Actively creating learning environments: “Students will not get ahead just by cramming knowledge into their heads.”
10 May 2022
In this series, we turn the spotlight on lecturer-researchers who bring research and education closer together. Rachel Kuijlenburg takes this quite literally. She was one of the driving forces behind the living lab that...
In this series, we turn the spotlight on lecturer-researchers who bring research and education closer together. Rachel Kuijlenburg takes this quite literally. She was one of the driving forces behind the living lab that has been located in the centre of the campus of The Hague University of Applied Sciences since 2020. Here, sensors collect data on the use of classrooms and other areas, and students conduct research on data they produce themselves! Rachel: “It takes a lot of time and effort to get something like that done, but if you persevere, you can achieve a lot.”

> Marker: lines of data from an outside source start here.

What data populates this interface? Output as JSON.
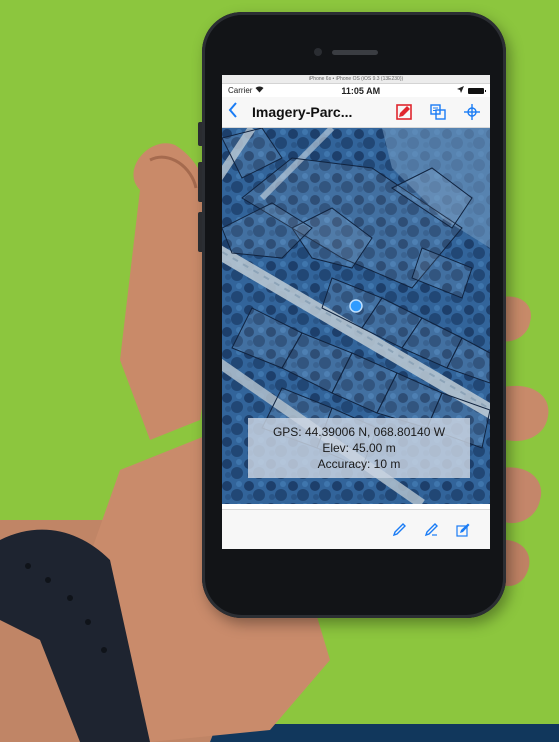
{
  "status": {
    "simulator_text": "iPhone 6s • iPhone OS (iOS 9.3 (13E230))",
    "carrier": "Carrier",
    "time": "11:05 AM"
  },
  "nav": {
    "title": "Imagery-Parc..."
  },
  "gps": {
    "coords": "GPS: 44.39006 N, 068.80140 W",
    "elevation": "Elev: 45.00 m",
    "accuracy": "Accuracy: 10 m"
  },
  "icons": {
    "back": "chevron-left-icon",
    "edit": "edit-red-icon",
    "layers": "layers-icon",
    "locate": "crosshair-icon",
    "pen1": "pen-icon",
    "pen2": "pen-alt-icon",
    "pen3": "pen-edit-icon"
  },
  "colors": {
    "background": "#8cc63e",
    "band": "#11375c",
    "accent": "#1a7cf5",
    "edit_red": "#e0262e",
    "gps_dot": "#2f9bff"
  }
}
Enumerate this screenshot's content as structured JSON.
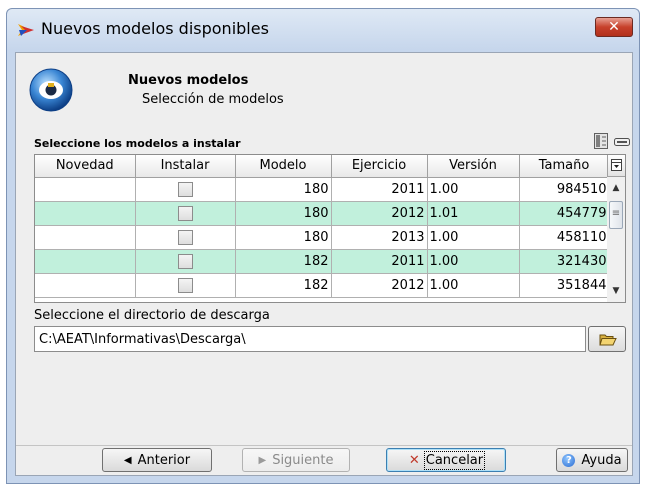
{
  "window": {
    "title": "Nuevos modelos disponibles",
    "close_label": "✕"
  },
  "header": {
    "title": "Nuevos modelos",
    "subtitle": "Selección de modelos"
  },
  "table": {
    "section_label": "Seleccione los modelos a instalar",
    "columns": [
      "Novedad",
      "Instalar",
      "Modelo",
      "Ejercicio",
      "Versión",
      "Tamaño"
    ],
    "rows": [
      {
        "novedad": "",
        "instalar": false,
        "modelo": "180",
        "ejercicio": "2011",
        "version": "1.00",
        "tamano": "984510"
      },
      {
        "novedad": "",
        "instalar": false,
        "modelo": "180",
        "ejercicio": "2012",
        "version": "1.01",
        "tamano": "454779"
      },
      {
        "novedad": "",
        "instalar": false,
        "modelo": "180",
        "ejercicio": "2013",
        "version": "1.00",
        "tamano": "458110"
      },
      {
        "novedad": "",
        "instalar": false,
        "modelo": "182",
        "ejercicio": "2011",
        "version": "1.00",
        "tamano": "321430"
      },
      {
        "novedad": "",
        "instalar": false,
        "modelo": "182",
        "ejercicio": "2012",
        "version": "1.00",
        "tamano": "351844"
      }
    ]
  },
  "download": {
    "label": "Seleccione el directorio de descarga",
    "path": "C:\\AEAT\\Informativas\\Descarga\\"
  },
  "buttons": {
    "anterior": "Anterior",
    "siguiente": "Siguiente",
    "cancelar": "Cancelar",
    "ayuda": "Ayuda"
  },
  "colors": {
    "alt_row": "#c1f0dc",
    "title_bar": "#c6d6ec",
    "close_button": "#c7412b"
  }
}
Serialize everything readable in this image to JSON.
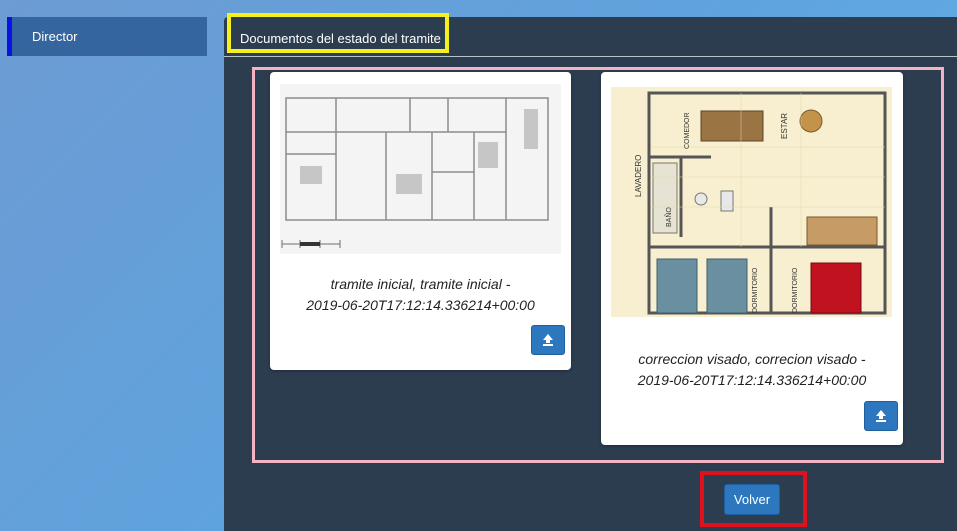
{
  "sidebar": {
    "items": [
      {
        "label": "Director",
        "active": true
      }
    ]
  },
  "panel": {
    "title": "Documentos del estado del tramite"
  },
  "documents": [
    {
      "caption_line1": "tramite inicial, tramite inicial -",
      "caption_line2": "2019-06-20T17:12:14.336214+00:00",
      "thumbnail": "floor-plan-drawing",
      "action_icon": "upload-icon"
    },
    {
      "caption_line1": "correccion visado, correcion visado -",
      "caption_line2": "2019-06-20T17:12:14.336214+00:00",
      "thumbnail": "colored-floor-plan",
      "action_icon": "upload-icon",
      "thumbnail_labels": [
        "LAVADERO",
        "COMEDOR",
        "ESTAR",
        "BAÑO",
        "DORMITORIO",
        "DORMITORIO"
      ]
    }
  ],
  "actions": {
    "back_label": "Volver"
  },
  "colors": {
    "panel_bg": "#2c3d50",
    "button_blue": "#2c77bd",
    "sidebar_active": "#34659f",
    "active_indicator": "#0a13e6",
    "highlight_yellow": "#f4f01f",
    "highlight_pink": "#f3b3c2",
    "highlight_red": "#e0101c"
  }
}
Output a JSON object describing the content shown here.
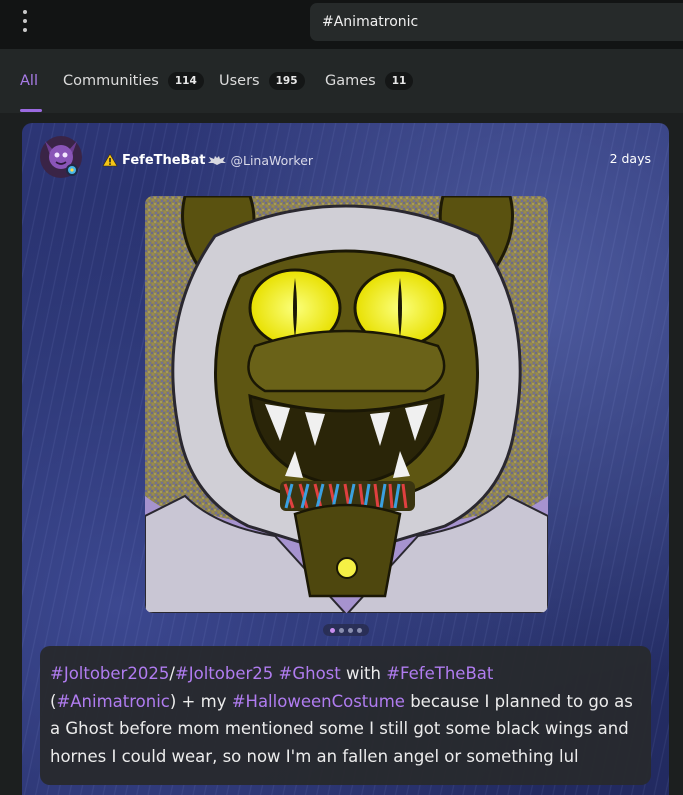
{
  "header": {
    "menu_icon": "kebab-menu-icon",
    "search_value": "#Animatronic"
  },
  "tabs": [
    {
      "label": "All",
      "count": null,
      "active": true
    },
    {
      "label": "Communities",
      "count": "114"
    },
    {
      "label": "Users",
      "count": "195"
    },
    {
      "label": "Games",
      "count": "11"
    }
  ],
  "post": {
    "author_name": "FefeTheBat",
    "author_handle": "@LinaWorker",
    "badge_icons": [
      "warning-icon",
      "bat-icon"
    ],
    "timestamp": "2 days",
    "image_count": 4,
    "current_image": 1,
    "caption": {
      "tag1": "#Joltober2025",
      "sep1": "/",
      "tag2": "#Joltober25",
      "sep2": " ",
      "tag3": "#Ghost",
      "text1": " with ",
      "tag4": "#FefeTheBat",
      "text2": " (",
      "tag5": "#Animatronic",
      "text3": ") + my ",
      "tag6": "#HalloweenCostume",
      "text4": " because I planned to go as a Ghost before mom mentioned some I still got some black wings and hornes I could wear, so now I'm an fallen angel or something lul"
    }
  },
  "colors": {
    "accent": "#a97ce8",
    "tag": "#b07cf0",
    "background": "#1c1f1f",
    "card": "#26306a"
  }
}
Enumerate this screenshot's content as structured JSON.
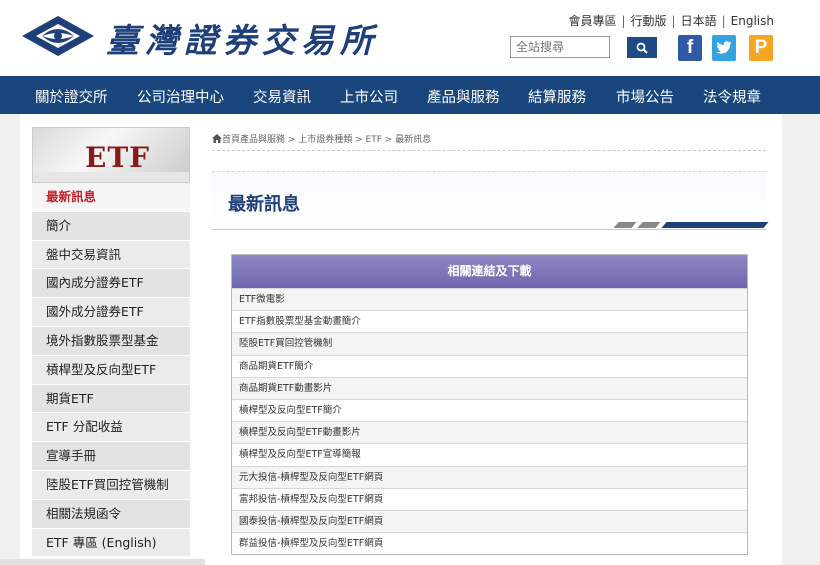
{
  "header": {
    "logo_text": "臺灣證券交易所",
    "toplinks": [
      "會員專區",
      "行動版",
      "日本語",
      "English"
    ],
    "search_placeholder": "全站搜尋",
    "social": {
      "facebook": "f",
      "twitter": "t",
      "plurk": "P"
    }
  },
  "nav": {
    "items": [
      "關於證交所",
      "公司治理中心",
      "交易資訊",
      "上市公司",
      "產品與服務",
      "結算服務",
      "市場公告",
      "法令規章"
    ]
  },
  "sidebar": {
    "banner_text": "ETF",
    "items": [
      "最新訊息",
      "簡介",
      "盤中交易資訊",
      "國內成分證券ETF",
      "國外成分證券ETF",
      "境外指數股票型基金",
      "槓桿型及反向型ETF",
      "期貨ETF",
      "ETF 分配收益",
      "宣導手冊",
      "陸股ETF買回控管機制",
      "相關法規函令",
      "ETF 專區 (English)"
    ]
  },
  "breadcrumb": "首頁產品與服務 > 上市證券種類 > ETF > 最新訊息",
  "main": {
    "title": "最新訊息",
    "links_header": "相關連結及下載",
    "links": [
      "ETF微電影",
      "ETF指數股票型基金動畫簡介",
      "陸股ETF買回控管機制",
      "商品期貨ETF簡介",
      "商品期貨ETF動畫影片",
      "槓桿型及反向型ETF簡介",
      "槓桿型及反向型ETF動畫影片",
      "槓桿型及反向型ETF宣導簡報",
      "元大投信-槓桿型及反向型ETF網頁",
      "富邦投信-槓桿型及反向型ETF網頁",
      "國泰投信-槓桿型及反向型ETF網頁",
      "群益投信-槓桿型及反向型ETF網頁"
    ]
  },
  "colors": {
    "brand_blue": "#1a467e",
    "active_red": "#c4202a",
    "table_header_purple": "#7a74b8"
  }
}
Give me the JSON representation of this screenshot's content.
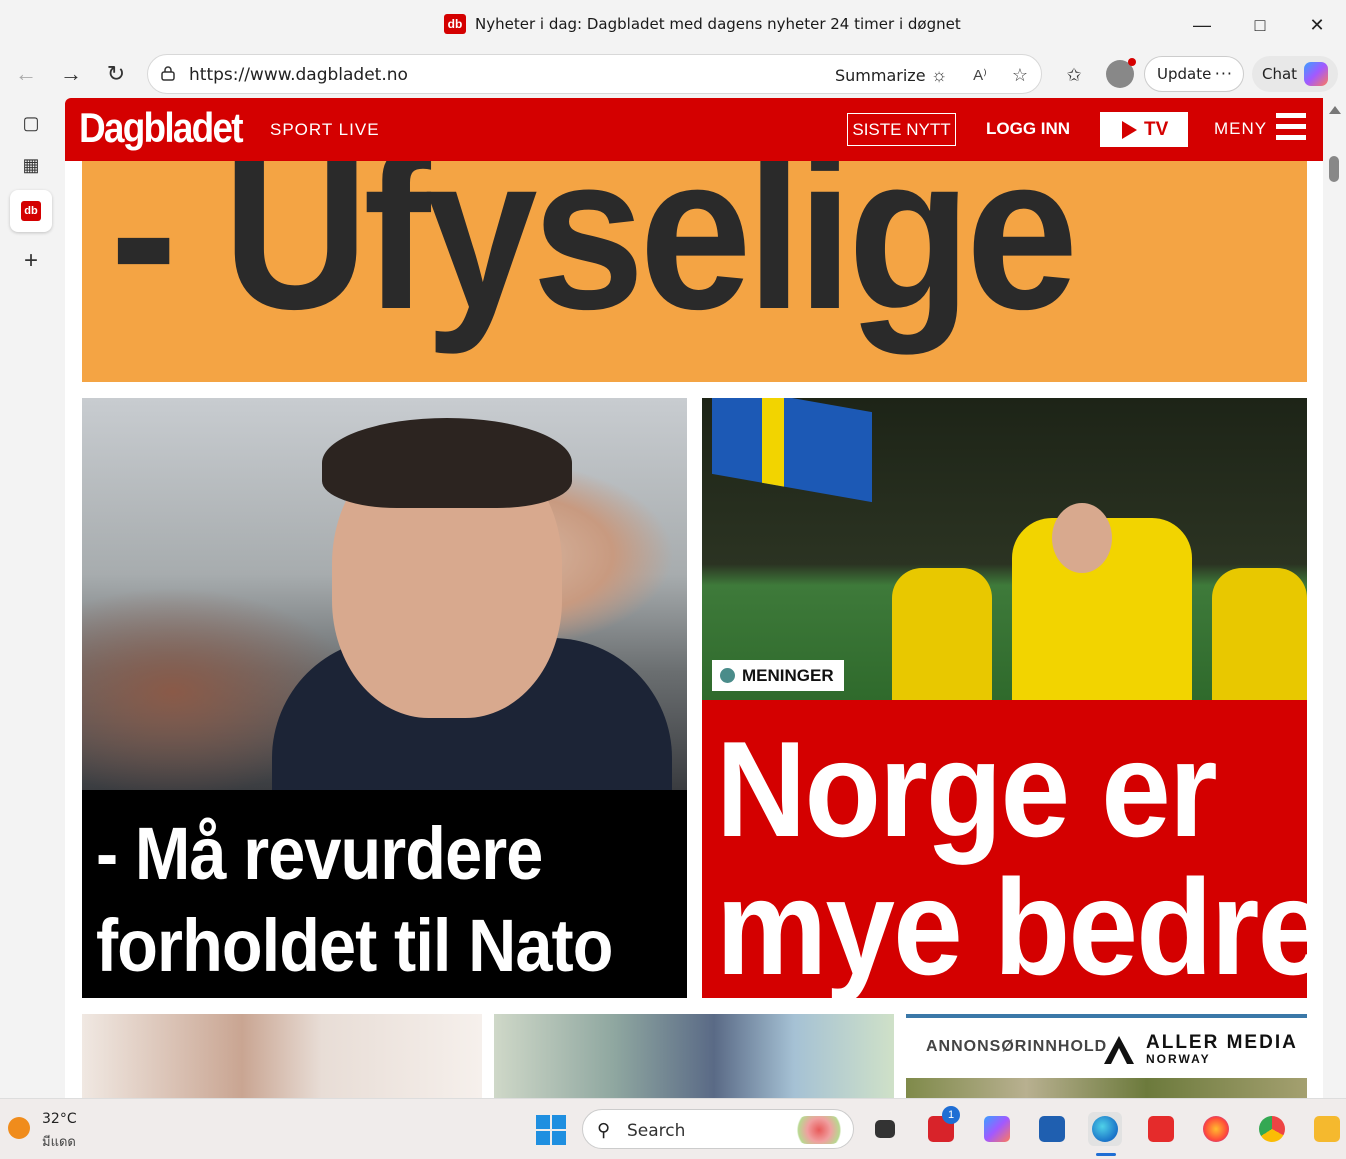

Rachel once studied Applied Home Economics (now Facility Management) at The Hague University of Applied Sciences. After a few detours, she returned to the degree programme as a lecturer. “In 2012, I went to start my first research: a project in a small prison. Over the years, this has developed into a close collaboration with the Custodial Institutions Agency. Whole cohorts of students are now studying how to make the prison system more sustainable. It started with a study on smart waste separation and naturally expanded to research on procurement. After all, everything that is now waste was once purchased. Students go on field trips to prisons, talk to facility managers and analyse data. Thanks to their research, many new insights have emerged within the walls in recent years.”
Research close to home
A few years ago, the idea was born to facilitate research closer to home. Rachel: “Thanks to funding from the Laan van Meerdervoort Foundation, we were able to install sensors in our university of applied sciences’ building for €50,000. They measure how the rooms are being used and how we can adjust our operations accordingly. For example, in a classroom that is consistently empty on a Friday afternoon, there is no need for lights and heating. But students also use the data to understand how people behave in a room. At what temperature do you usually open a window? Or does it have to do with other factors? And in addition to this kind of research, they also look at which sensors are perhaps less useful than we thought? These are also useful data for practice.”
Being curious and creating opportunities
Meanwhile, students from other degree programmes are also doing research in the living lab and talks are underway with the Mondriaan College to attract senior secondary vocational education and training students. “My colleagues and I put a lot of energy into organising this kind of learning environment,” says Rachel. “Personally, I do it because I firmly believe that practical research makes the world a better place. Technology is changing so fast that we have no choice but to teach students skills. Because knowledge is not enough to get ahead in the new world. For the lecturers, this approach requires that we are simply curious. Seeing where things are going in a flexible manner, responding to that and creating opportunities. And, of course, accepting that hiccups are a fact of life. For example, the sensors were not installed in the university of applied sciences overnight. But now they are, and that's what matters!”